Head over to their website, and enjoy three free EPs. My personal favourites are In So Many Ways, Electronic Fences, and Running.
I was introduced to Computer Magic a year or two ago thanks to the Electronically Yours blog (they have a female singer, and those guys love synthpop bands with female singers). The New York-based group have been supporting Ladyhawke on their last tour.
What’s a little disappointing is that their free early demo EPs, particularly Spectronic and Hiding from Our Time (both 2010) are in my opinion actually better than the seemingly more finished versions which are available to buy, but the freebie stuff is definitely worth tracking down.
On Orion, or as iTunes prefers to call it, Kitsuné: Orion – EP, you get three proper tracks plus a little intro and outro at either end. The first full length track is Trinity, which is probably the best track on the whole EP, with bubbling synth lines and a certain lo-fi charm.
Help Me brings a nice Tour de France inspired rhythm, but it also gives me the beginnings of a slightly uneasy suspicion that Computer Magic might be exceptionally good live. They have the songs, but it feels as though their studio technique could maybe benefit from a little more practice.

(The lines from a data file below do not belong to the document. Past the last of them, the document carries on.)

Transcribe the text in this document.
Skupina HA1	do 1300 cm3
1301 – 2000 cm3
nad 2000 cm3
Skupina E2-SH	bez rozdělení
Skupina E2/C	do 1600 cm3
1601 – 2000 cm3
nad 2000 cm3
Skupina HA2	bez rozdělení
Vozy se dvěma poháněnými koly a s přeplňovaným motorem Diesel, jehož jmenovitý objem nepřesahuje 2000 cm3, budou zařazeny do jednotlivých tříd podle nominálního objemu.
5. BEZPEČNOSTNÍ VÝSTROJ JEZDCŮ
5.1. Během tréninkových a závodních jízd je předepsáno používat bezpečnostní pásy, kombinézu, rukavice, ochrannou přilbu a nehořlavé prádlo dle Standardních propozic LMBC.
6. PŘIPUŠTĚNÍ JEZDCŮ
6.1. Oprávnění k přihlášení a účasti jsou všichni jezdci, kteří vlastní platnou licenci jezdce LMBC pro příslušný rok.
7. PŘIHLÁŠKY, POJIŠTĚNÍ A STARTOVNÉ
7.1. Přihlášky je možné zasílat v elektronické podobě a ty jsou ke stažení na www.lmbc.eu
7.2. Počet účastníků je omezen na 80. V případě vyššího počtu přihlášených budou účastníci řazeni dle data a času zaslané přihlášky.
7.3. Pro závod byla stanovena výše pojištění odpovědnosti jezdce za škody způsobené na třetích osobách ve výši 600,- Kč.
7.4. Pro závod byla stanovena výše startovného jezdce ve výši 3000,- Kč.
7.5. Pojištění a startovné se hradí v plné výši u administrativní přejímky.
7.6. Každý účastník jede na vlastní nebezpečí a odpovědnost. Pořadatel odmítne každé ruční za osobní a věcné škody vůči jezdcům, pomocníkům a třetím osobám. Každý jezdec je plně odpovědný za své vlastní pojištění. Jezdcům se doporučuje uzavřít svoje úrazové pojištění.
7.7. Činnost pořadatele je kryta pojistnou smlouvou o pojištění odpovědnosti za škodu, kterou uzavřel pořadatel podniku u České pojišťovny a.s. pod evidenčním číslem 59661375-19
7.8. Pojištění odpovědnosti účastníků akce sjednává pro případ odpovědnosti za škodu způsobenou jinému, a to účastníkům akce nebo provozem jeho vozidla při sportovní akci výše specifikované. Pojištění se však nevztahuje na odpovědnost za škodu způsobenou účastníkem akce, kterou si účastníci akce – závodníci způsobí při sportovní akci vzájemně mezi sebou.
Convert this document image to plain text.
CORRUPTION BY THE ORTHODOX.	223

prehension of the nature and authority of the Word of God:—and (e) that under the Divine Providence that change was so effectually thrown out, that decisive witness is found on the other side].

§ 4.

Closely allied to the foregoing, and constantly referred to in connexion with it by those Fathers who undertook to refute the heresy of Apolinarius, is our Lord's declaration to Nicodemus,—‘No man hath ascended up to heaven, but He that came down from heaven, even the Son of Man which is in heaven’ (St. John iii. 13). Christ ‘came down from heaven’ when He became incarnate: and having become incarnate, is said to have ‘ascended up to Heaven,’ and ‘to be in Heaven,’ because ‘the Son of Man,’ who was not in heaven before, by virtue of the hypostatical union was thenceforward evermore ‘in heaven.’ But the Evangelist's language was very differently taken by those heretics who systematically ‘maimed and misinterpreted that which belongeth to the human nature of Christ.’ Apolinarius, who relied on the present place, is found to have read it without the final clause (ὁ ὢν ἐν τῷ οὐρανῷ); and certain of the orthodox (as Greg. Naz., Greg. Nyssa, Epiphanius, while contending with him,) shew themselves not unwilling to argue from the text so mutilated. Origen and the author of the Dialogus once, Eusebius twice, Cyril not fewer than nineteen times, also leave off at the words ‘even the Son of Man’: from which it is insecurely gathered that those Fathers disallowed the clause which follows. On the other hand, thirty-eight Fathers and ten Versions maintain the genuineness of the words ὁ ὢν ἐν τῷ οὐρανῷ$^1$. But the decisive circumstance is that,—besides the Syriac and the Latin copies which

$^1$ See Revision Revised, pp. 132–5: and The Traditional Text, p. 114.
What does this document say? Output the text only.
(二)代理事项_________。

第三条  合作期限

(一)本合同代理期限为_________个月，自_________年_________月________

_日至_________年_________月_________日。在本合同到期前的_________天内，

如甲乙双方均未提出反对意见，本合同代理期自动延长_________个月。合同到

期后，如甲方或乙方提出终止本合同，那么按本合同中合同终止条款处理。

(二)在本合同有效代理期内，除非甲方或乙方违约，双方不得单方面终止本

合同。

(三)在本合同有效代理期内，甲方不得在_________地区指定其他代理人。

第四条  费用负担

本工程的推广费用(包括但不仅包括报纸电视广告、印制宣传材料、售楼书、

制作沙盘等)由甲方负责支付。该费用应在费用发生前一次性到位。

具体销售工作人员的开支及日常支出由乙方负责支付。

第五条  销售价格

Moving Forward is a great song, but again the mixing is just bizarre. The loudest sound on the track is a cowbell effect which pops up on the right every couple of bars, and is pleasant enough but unfortunately so loud that it’s extremely distracting. Given that they seem to be reasonably professional, it’s all a bit perplexing.
But with the synth arpeggios of Orion the EP comes to a close, and you can’t help but wonder where Computer Magic will end up next. They really do have a lot of potential.